In ‘Rewilding’ the Margate-based artist comments on the adaptability of nature in a series of multi-media works where symbolic illustrations create a “hyperactive patchwork of information” that is “like a love letter to our new world”.
Shillinglaw’s practice ranges from handmade books to paintings on canvas, large scale murals, theatre sets and album covers, and often meditates on human nature, success and failure.
He says: “Rewilding describes the returning of areas of land to a wild state including the reintroduction of animal and plant species that are no longer naturally found there. This idea has captured my imagination as I find myself observing the precarious and ever changing relationships humans have with nature. We arrogantly take advantage of nature, bend it to our will to suit our growing needs. These works are a cross pollination of ideas and materials, mixing drawing, painting and collage into one hyperactive patchwork of information. Different mediums wrestle for space, colours compete for attention. Amidst this chaos there is an attempt to organise space, discover some peace, draw a line under the abundance and tend to a visual garden.”

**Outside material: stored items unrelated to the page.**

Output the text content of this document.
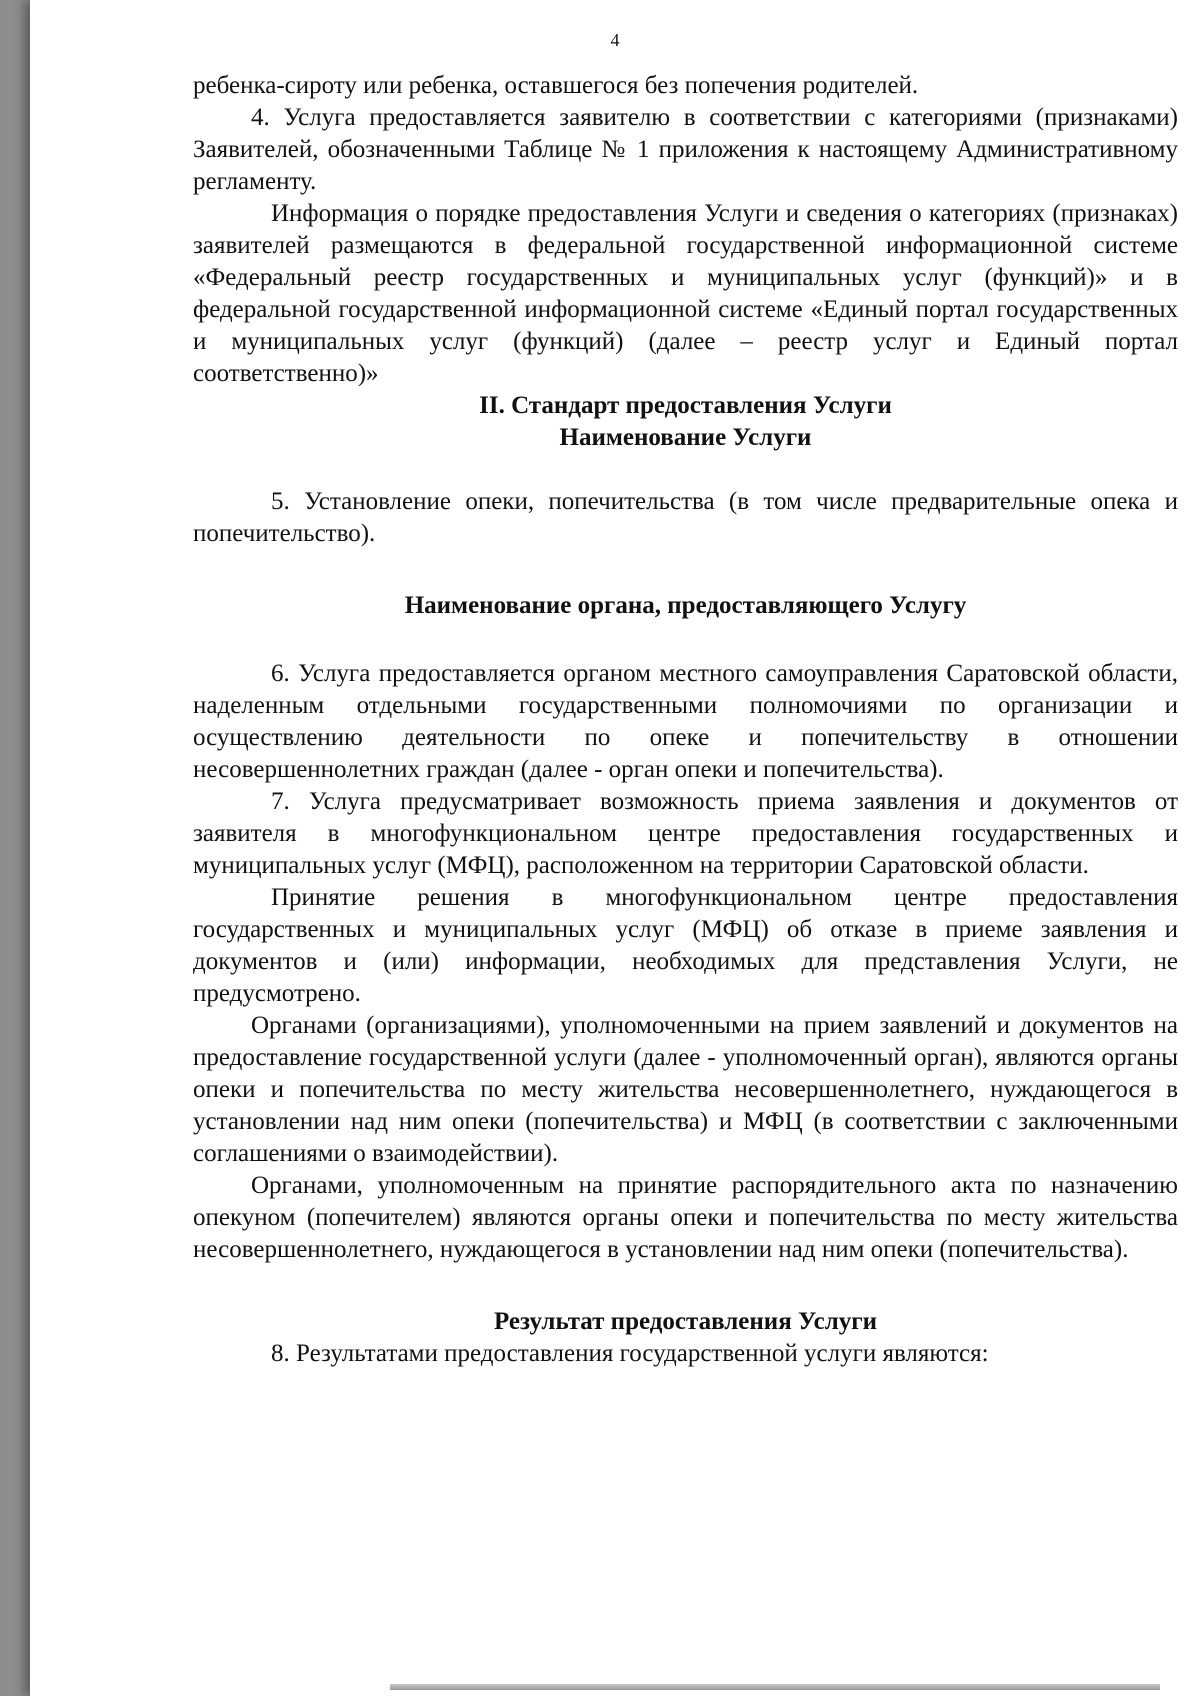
4

ребенка-сироту или ребенка, оставшегося без попечения родителей.

4. Услуга предоставляется заявителю в соответствии с категориями (признаками) Заявителей, обозначенными Таблице № 1 приложения к настоящему Административному регламенту.

Информация о порядке предоставления Услуги и сведения о категориях (признаках) заявителей размещаются в федеральной государственной информационной системе «Федеральный реестр государственных и муниципальных услуг (функций)» и в федеральной государственной информационной системе «Единый портал государственных и муниципальных услуг (функций) (далее – реестр услуг и Единый портал соответственно)»

II. Стандарт предоставления Услуги

Наименование Услуги

5. Установление опеки, попечительства (в том числе предварительные опека и попечительство).

Наименование органа, предоставляющего Услугу

6. Услуга предоставляется органом местного самоуправления Саратовской области, наделенным отдельными государственными полномочиями по организации и осуществлению деятельности по опеке и попечительству в отношении несовершеннолетних граждан (далее - орган опеки и попечительства).

7. Услуга предусматривает возможность приема заявления и документов от заявителя в многофункциональном центре предоставления государственных и муниципальных услуг (МФЦ), расположенном на территории Саратовской области.

Принятие решения в многофункциональном центре предоставления государственных и муниципальных услуг (МФЦ) об отказе в приеме заявления и документов и (или) информации, необходимых для представления Услуги, не предусмотрено.

Органами (организациями), уполномоченными на прием заявлений и документов на предоставление государственной услуги (далее - уполномоченный орган), являются органы опеки и попечительства по месту жительства несовершеннолетнего, нуждающегося в установлении над ним опеки (попечительства) и МФЦ (в соответствии с заключенными соглашениями о взаимодействии).

Органами, уполномоченным на принятие распорядительного акта по назначению опекуном (попечителем) являются органы опеки и попечительства по месту жительства несовершеннолетнего, нуждающегося в установлении над ним опеки (попечительства).

Результат предоставления Услуги

8. Результатами предоставления государственной услуги являются:
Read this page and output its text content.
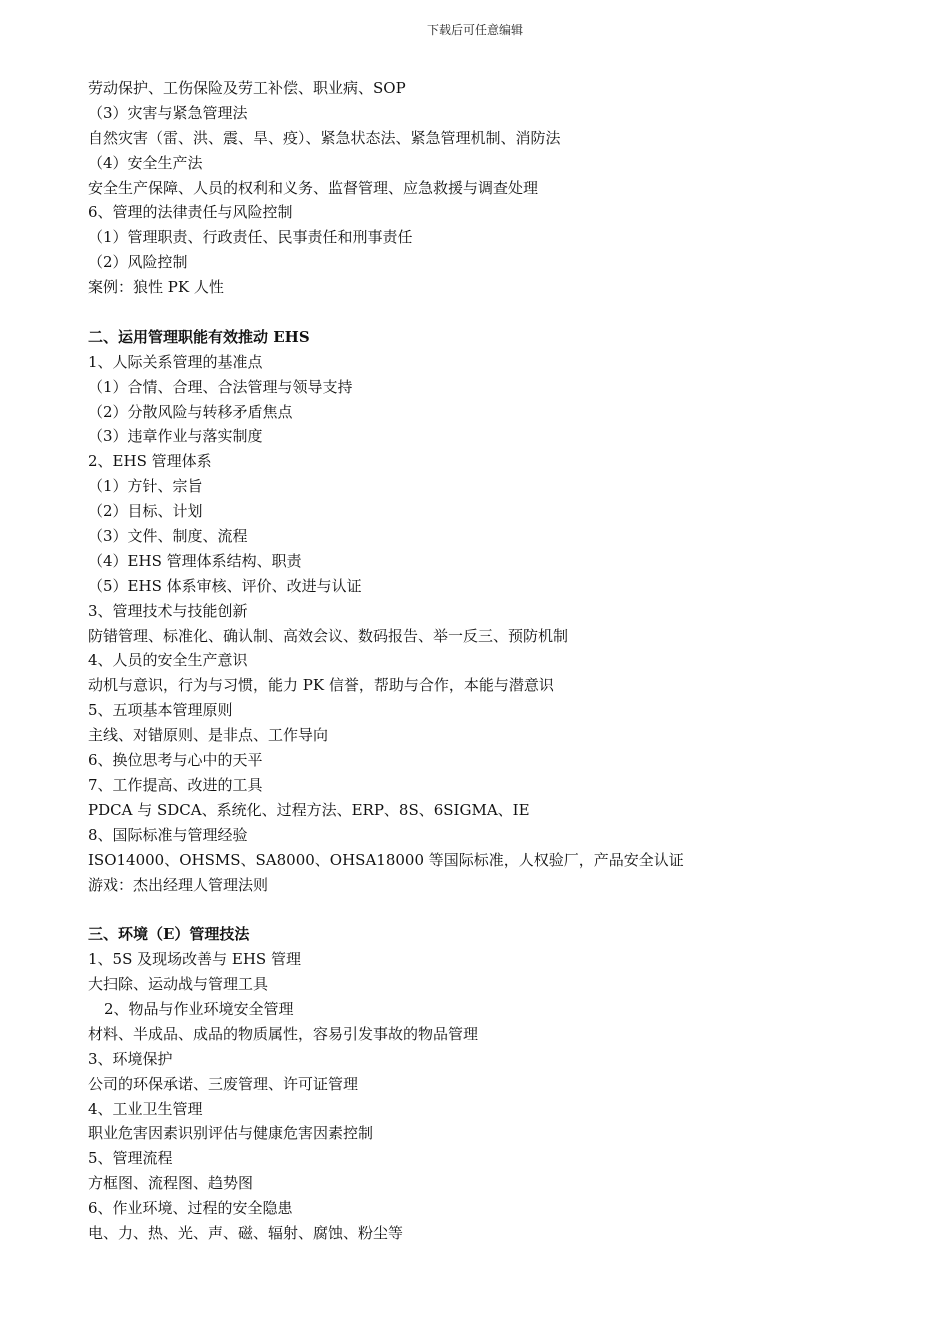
下载后可任意编辑
劳动保护、工伤保险及劳工补偿、职业病、SOP
（3）灾害与紧急管理法
自然灾害（雷、洪、震、旱、疫）、紧急状态法、紧急管理机制、消防法
（4）安全生产法
安全生产保障、人员的权利和义务、监督管理、应急救援与调查处理
6、管理的法律责任与风险控制
（1）管理职责、行政责任、民事责任和刑事责任
（2）风险控制
案例：狼性 PK 人性
二、运用管理职能有效推动 EHS
1、人际关系管理的基准点
（1）合情、合理、合法管理与领导支持
（2）分散风险与转移矛盾焦点
（3）违章作业与落实制度
2、EHS 管理体系
（1）方针、宗旨
（2）目标、计划
（3）文件、制度、流程
（4）EHS 管理体系结构、职责
（5）EHS 体系审核、评价、改进与认证
3、管理技术与技能创新
防错管理、标准化、确认制、高效会议、数码报告、举一反三、预防机制
4、人员的安全生产意识
动机与意识，行为与习惯，能力 PK 信誉，帮助与合作，本能与潜意识
5、五项基本管理原则
主线、对错原则、是非点、工作导向
6、换位思考与心中的天平
7、工作提高、改进的工具
PDCA 与 SDCA、系统化、过程方法、ERP、8S、6SIGMA、IE
8、国际标准与管理经验
ISO14000、OHSMS、SA8000、OHSA18000 等国际标准，人权验厂，产品安全认证
游戏：杰出经理人管理法则
三、环境（E）管理技法
1、5S 及现场改善与 EHS 管理
大扫除、运动战与管理工具
2、物品与作业环境安全管理
材料、半成品、成品的物质属性，容易引发事故的物品管理
3、环境保护
公司的环保承诺、三废管理、许可证管理
4、工业卫生管理
职业危害因素识别评估与健康危害因素控制
5、管理流程
方框图、流程图、趋势图
6、作业环境、过程的安全隐患
电、力、热、光、声、磁、辐射、腐蚀、粉尘等
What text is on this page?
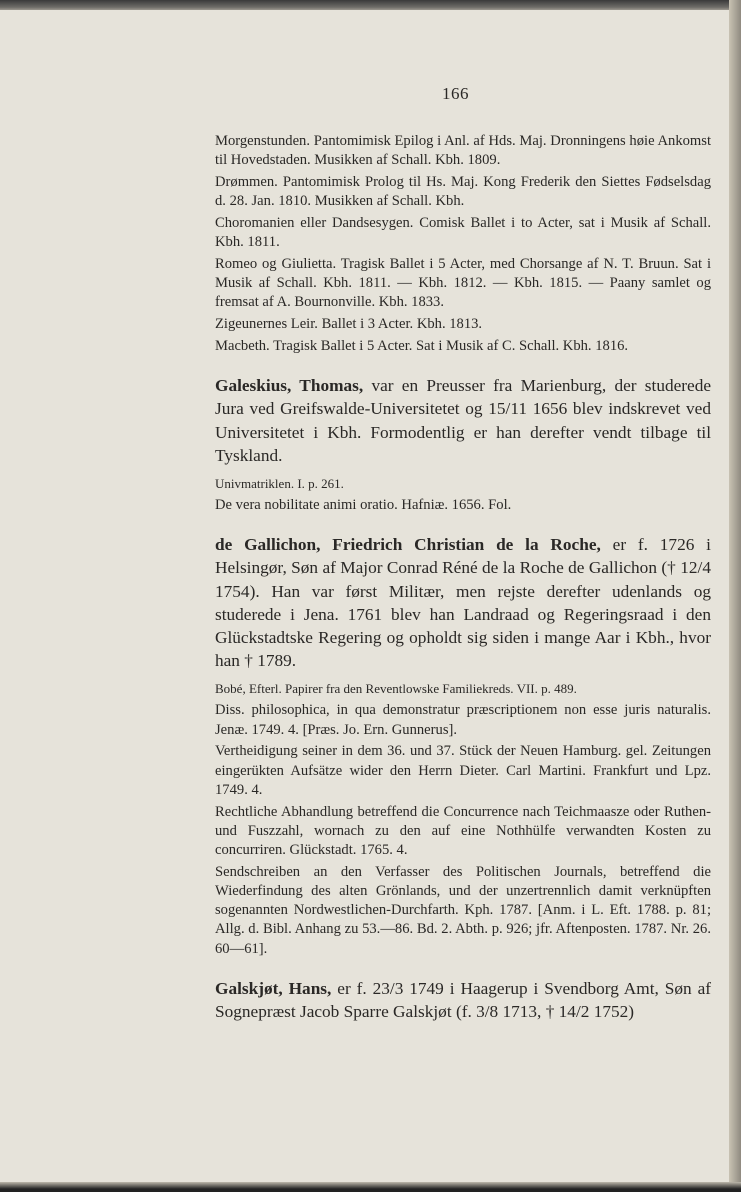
166

Morgenstunden. Pantomimisk Epilog i Anl. af Hds. Maj. Dronningens høie Ankomst til Hovedstaden. Musikken af Schall. Kbh. 1809.

Drømmen. Pantomimisk Prolog til Hs. Maj. Kong Frederik den Siettes Fødselsdag d. 28. Jan. 1810. Musikken af Schall. Kbh.

Choromanien eller Dandsesygen. Comisk Ballet i to Acter, sat i Musik af Schall. Kbh. 1811.

Romeo og Giulietta. Tragisk Ballet i 5 Acter, med Chorsange af N. T. Bruun. Sat i Musik af Schall. Kbh. 1811. — Kbh. 1812. — Kbh. 1815. — Paany samlet og fremsat af A. Bournonville. Kbh. 1833.

Zigeunernes Leir. Ballet i 3 Acter. Kbh. 1813.

Macbeth. Tragisk Ballet i 5 Acter. Sat i Musik af C. Schall. Kbh. 1816.

Galeskius, Thomas, var en Preusser fra Marienburg, der studerede Jura ved Greifswalde-Universitetet og 15/11 1656 blev indskrevet ved Universitetet i Kbh. Formodentlig er han derefter vendt tilbage til Tyskland.

Univmatriklen. I. p. 261.

De vera nobilitate animi oratio. Hafniæ. 1656. Fol.

de Gallichon, Friedrich Christian de la Roche, er f. 1726 i Helsingør, Søn af Major Conrad Réné de la Roche de Gallichon († 12/4 1754). Han var først Militær, men rejste derefter udenlands og studerede i Jena. 1761 blev han Landraad og Regeringsraad i den Glückstadtske Regering og opholdt sig siden i mange Aar i Kbh., hvor han † 1789.

Bobé, Efterl. Papirer fra den Reventlowske Familiekreds. VII. p. 489.

Diss. philosophica, in qua demonstratur præscriptionem non esse juris naturalis. Jenæ. 1749. 4. [Præs. Jo. Ern. Gunnerus].

Vertheidigung seiner in dem 36. und 37. Stück der Neuen Hamburg. gel. Zeitungen eingerükten Aufsätze wider den Herrn Dieter. Carl Martini. Frankfurt und Lpz. 1749. 4.

Rechtliche Abhandlung betreffend die Concurrence nach Teichmaasze oder Ruthen- und Fuszzahl, wornach zu den auf eine Nothhülfe verwandten Kosten zu concurriren. Glückstadt. 1765. 4.

Sendschreiben an den Verfasser des Politischen Journals, betreffend die Wiederfindung des alten Grönlands, und der unzertrennlich damit verknüpften sogenannten Nordwestlichen-Durchfarth. Kph. 1787. [Anm. i L. Eft. 1788. p. 81; Allg. d. Bibl. Anhang zu 53.—86. Bd. 2. Abth. p. 926; jfr. Aftenposten. 1787. Nr. 26. 60—61].

Galskjøt, Hans, er f. 23/3 1749 i Haagerup i Svendborg Amt, Søn af Sognepræst Jacob Sparre Galskjøt (f. 3/8 1713, † 14/2 1752)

Claiming that the works “celebrate failure and a lack of control” he cites a quote from Carl Jung as a source of comfort: ‘In all chaos there is a cosmos, in all disorder a secret order.’
“For me creating work is a necessary meditation, to join the dots, to compose constellations of personal meaning and search for order within chaos.
“I find myself searching for the poetry in the incidental and discovering great significance and mystery in a single flower. I naively attempt to capture these natural phenomena with pigment and scraps of coloured paper.”
‘Rewilding’ runs until October 25 at Jealous North, 27 Park Road, N8.